アメリカのマルチポイントサービスの動向は?

2017年10月20日8:20

世界でさまざまなマルチポイントプログラム(連合ロイヤリティ・プログラム)が展開されているが、アメリカではこうしたマルチポイントプログラムは乱立していないと言われる。「ポイントカード・ロイヤリティマーケティング市場要覧」の第2章では米国のロイヤリティ・プログラムの動向を紹介している。

単独ブランドのマルチポイントプログラムはアメリカが発祥の地

アメリカでのマルチポイントプログラムは、2015年にアメリカン・エキスプレス(American Express)がPlentiを導入するまで、存在しなかったとするレポートもあるが、実はイギリスで1988年にスタートし、成功していた連合ロイヤリティ・プログラムのAir Milesが1990年にアメリカ、1992年にカナダと相次いで進出している。Air Milesは、カナダではその後成功をおさめ広く普及したものの、アメリカでは数年足らずで撤退を余儀なくされていた。

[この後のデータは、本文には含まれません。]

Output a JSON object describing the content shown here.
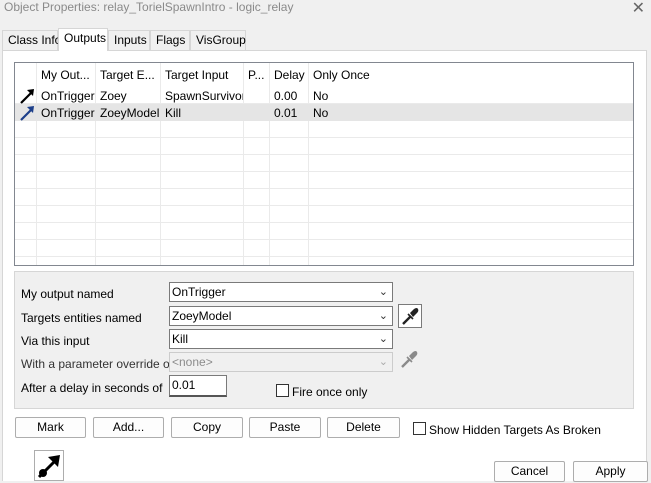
{
  "window": {
    "title": "Object Properties: relay_TorielSpawnIntro - logic_relay",
    "close_glyph": "✕"
  },
  "tabs": [
    {
      "label": "Class Info",
      "active": false
    },
    {
      "label": "Outputs",
      "active": true
    },
    {
      "label": "Inputs",
      "active": false
    },
    {
      "label": "Flags",
      "active": false
    },
    {
      "label": "VisGroup",
      "active": false
    }
  ],
  "outputs_grid": {
    "columns": [
      "My Out...",
      "Target E...",
      "Target Input",
      "P...",
      "Delay",
      "Only Once"
    ],
    "rows": [
      {
        "icon": "output-arrow-icon",
        "output": "OnTrigger",
        "target": "Zoey",
        "input": "SpawnSurvivor",
        "param": "",
        "delay": "0.00",
        "once": "No",
        "selected": false
      },
      {
        "icon": "output-arrow-icon",
        "output": "OnTrigger",
        "target": "ZoeyModel",
        "input": "Kill",
        "param": "",
        "delay": "0.01",
        "once": "No",
        "selected": true
      }
    ]
  },
  "editor": {
    "output_label": "My output named",
    "output_value": "OnTrigger",
    "target_label": "Targets entities named",
    "target_value": "ZoeyModel",
    "input_label": "Via this input",
    "input_value": "Kill",
    "param_label": "With a parameter override of",
    "param_value": "<none>",
    "delay_label": "After a delay in seconds of",
    "delay_value": "0.01",
    "fire_once_label": "Fire once only",
    "fire_once_checked": false,
    "eyedropper_icon": "eyedropper-icon",
    "chevron_glyph": "⌄"
  },
  "buttons": {
    "mark": "Mark",
    "add": "Add...",
    "copy": "Copy",
    "paste": "Paste",
    "delete": "Delete",
    "show_hidden_label": "Show Hidden Targets As Broken",
    "show_hidden_checked": false
  },
  "footer": {
    "cancel": "Cancel",
    "apply": "Apply",
    "entity_icon": "output-arrow-icon"
  }
}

では、アメリカではマルチポイントプログラムは育たず、スタンドアローンのロイヤリティ・プログラムだけであったかと問われれば、ノーである。確かに、Air Miles撤退後、2015年にアメリカン・エキスプレスの連合ロイヤリティ・プログラムのPlentiがスタートするまでの間、Air Milesのような共通ブランドのマルチポイントプログラムは存在しなかったが、航空会社のFFPやホテルチェーンのFSPなど多くのプログラム・パートナーを擁する単独ブランドのマルチポイントプログラムは多数存在している。そもそも、こうした航空会社のFFPやホテルチェーンのFSPなど、多くのプログラム・パートナーを擁する単独ブランドのマルチポイントプログラムは、アメリカが発祥の地である。

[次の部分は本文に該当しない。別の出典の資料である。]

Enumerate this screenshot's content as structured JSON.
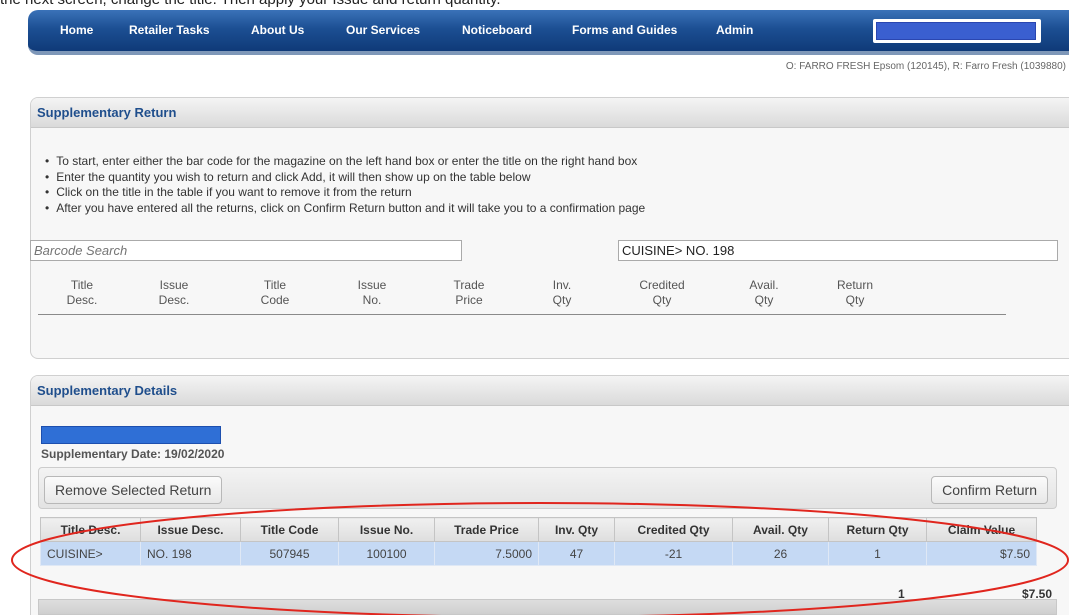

ちなみに、アメリカでクレジットカードのカスタマー・ロイヤリティ・プログラムがブレイクしたのは、1990年代に大手自動車メーカーのGMがコブランディド・クレジットカードのVisaカードやマスターカードを発行し、カード決済金額に応じて新車購入時にインセンティブを提供したことが起因している。

また、アメリカン航空やユナイテッド航空などの航空会社のFFP機能が搭載されたコブランディド・クレジットカードもカード決済金額に応じてマイレージポイントを提供し、人気を得て、ポイントをより多く獲得するために高いクレジットカード利用を生み出している。イシュアであるカード会社(銀行)からもたらされるポイント購入代金が、FFPを運営する航空会社を大いに潤している。

図は、米国のマルチポイントプログラムである。中でも前述のPlentiには、Rite Aidのほか、モバイルフォンなどの通信ビジネスのAT&Tや大手石油会社のEXXON Mobile、全米でデパートを展開するMacy’s、保険と金融サービスのNationwide、電力などのエネルギー会社のDirect Energy、ビデオなどのオンライン配信サービスのHulu、“Alamo”や“National”、“Enterprise”のブランドで全米をネットワークするレンタカーのEnterprise、オンライントラベル大手のExpedia、Plentiの親会社でT&Eカードのアメリカン・エキスプレスがある。このほかに、800社以上のオンラインマーチャントがポイントパートナーとして参加している。

Plentiの特典ポイントは支払金額1ドル(約110円)につき1ポイントを基本に提供される。獲得した特典ポイントは、1ポイント=0.01ドル(1セント)のレートで、AT&TやEXXON Mobile、Macy’s、Rite Aidといったオフィシャルパートナーの店舗などで、200ポイント単位で決済に充てることができる。Plentiの1,000ポイントは、10ドル(約1,100円)に相当する。